China dan Rusia telah mulai melibatkan Bitcoin dan aset digital lainnya dalam transaksi energi, dalam upaya untuk mengurangi ketergantungan pada Dolar Amerika Serikat (AS). Langkah ini diambil sebagai bagian dari strategi dedolarisasi yang dilakukan oleh kedua negara ini, yang bukan satu-satunya yang sedang berusaha mengurangi penggunaan Dolar AS sebagai alat pembayaran. Selain China dan Rusia, Bolivia juga telah mengumumkan rencana untuk menggunakan kripto dalam mengimpor listrik, sementara perusahaan listrik Prancis EDF sedang mengeksplorasi kemungkinan penambangan Bitcoin karena kelebihan pasokan listrik.
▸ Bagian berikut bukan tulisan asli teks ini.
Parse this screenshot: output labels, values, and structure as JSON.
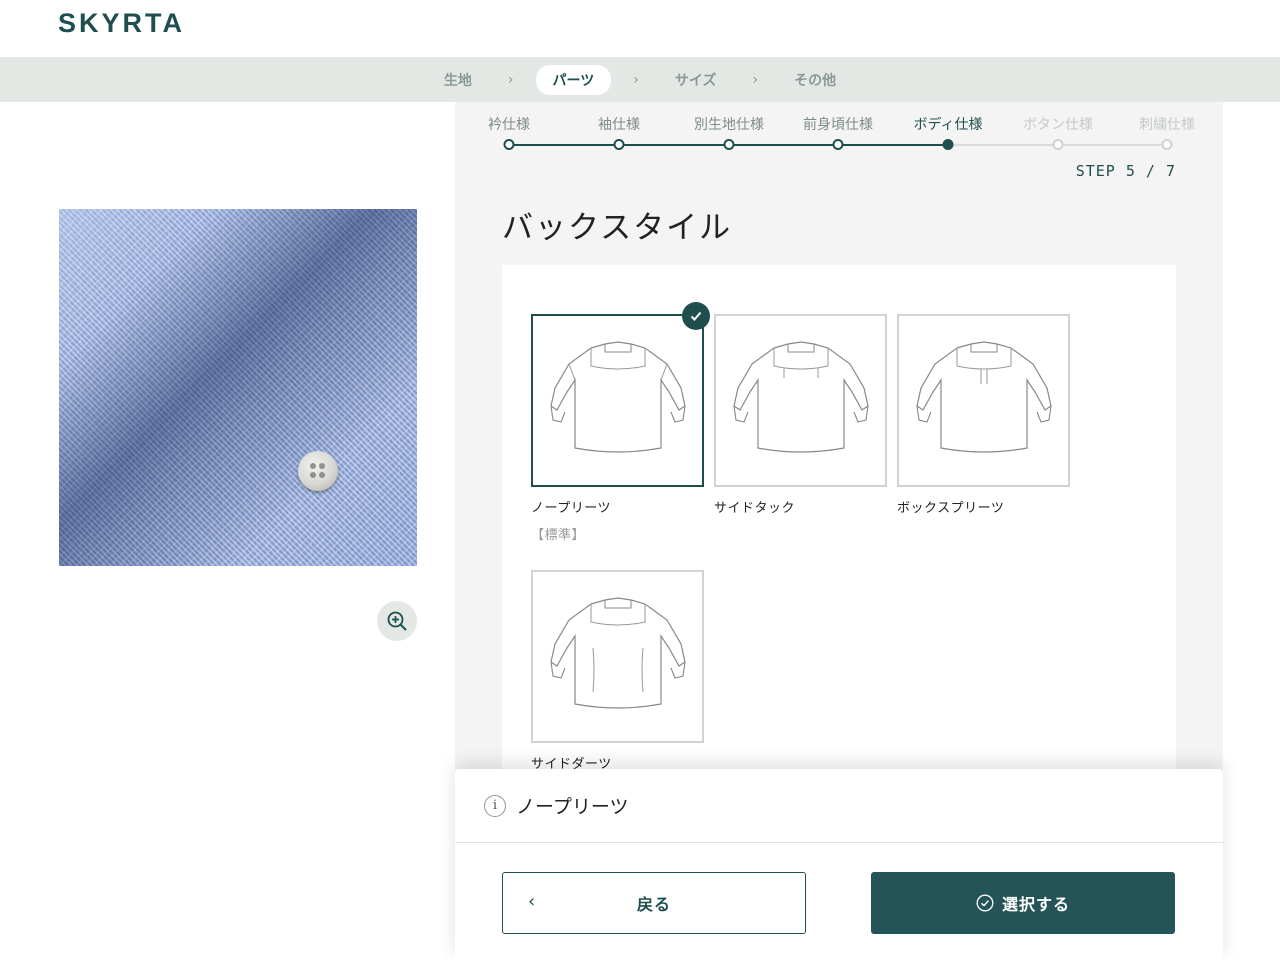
{
  "header": {
    "logo": "SKYRTA"
  },
  "topnav": {
    "items": [
      {
        "label": "生地",
        "active": false
      },
      {
        "label": "パーツ",
        "active": true
      },
      {
        "label": "サイズ",
        "active": false
      },
      {
        "label": "その他",
        "active": false
      }
    ],
    "separator": "›"
  },
  "steps": {
    "items": [
      {
        "label": "衿仕様",
        "state": "done"
      },
      {
        "label": "袖仕様",
        "state": "done"
      },
      {
        "label": "別生地仕様",
        "state": "done"
      },
      {
        "label": "前身頃仕様",
        "state": "done"
      },
      {
        "label": "ボディ仕様",
        "state": "current"
      },
      {
        "label": "ボタン仕様",
        "state": "todo"
      },
      {
        "label": "刺繍仕様",
        "state": "todo"
      }
    ],
    "counter": "STEP 5 / 7"
  },
  "section": {
    "title": "バックスタイル"
  },
  "options": [
    {
      "name": "ノープリーツ",
      "tag": "【標準】",
      "selected": true,
      "style": "no-pleats"
    },
    {
      "name": "サイドタック",
      "tag": "",
      "selected": false,
      "style": "side-tuck"
    },
    {
      "name": "ボックスプリーツ",
      "tag": "",
      "selected": false,
      "style": "box-pleats"
    },
    {
      "name": "サイドダーツ",
      "tag": "",
      "selected": false,
      "style": "side-darts"
    }
  ],
  "sheet": {
    "info_text": "ノープリーツ",
    "back_label": "戻る",
    "select_label": "選択する"
  },
  "colors": {
    "brand": "#1f4e4e",
    "button": "#245458",
    "nav_bg": "#e3e8e5",
    "fabric": "#8ea3d2"
  },
  "icons": {
    "zoom": "zoom-in-icon",
    "check": "check-icon",
    "info": "info-icon",
    "back": "chevron-left-icon",
    "select": "check-circle-icon"
  }
}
Para ahli percaya bahwa perkembangan ini menandai tahap awal evolusi Bitcoin dari aset spekulatif menjadi alat moneter yang fungsional. Hal ini terutama penting bagi ekonomi yang ingin menghindari ketergantungan pada Dolar AS dan mengurangi risiko terhadap sistem keuangan yang dipimpin AS. Investor disarankan untuk tetap memantau kebijakan Bank Sentral AS (Federal Reserve), karena pergeseran ke arah yang lebih moderat dalam suku bunga dan meningkatnya likuiditas di pasar dapat memberikan dampak positif pada nilai Bitcoin.
Selain itu, para ahli juga menyoroti pentingnya Indeks Dolar AS sebagai sinyal utama dalam melihat pergerakan mata uang. Pelemahan yang berkelanjutan dari Dolar AS dapat memperkuat narasi Bitcoin sebagai lindung nilai, terutama dalam kondisi fragmentasi geopolitik yang terjadi di dunia saat ini. Hal ini menunjukkan bahwa Bitcoin tidak hanya sekadar sebagai aset investasi spekulatif, namun juga sebagai alat pembayaran dan lindung nilai yang semakin diperhitungkan dalam perdagangan energi global.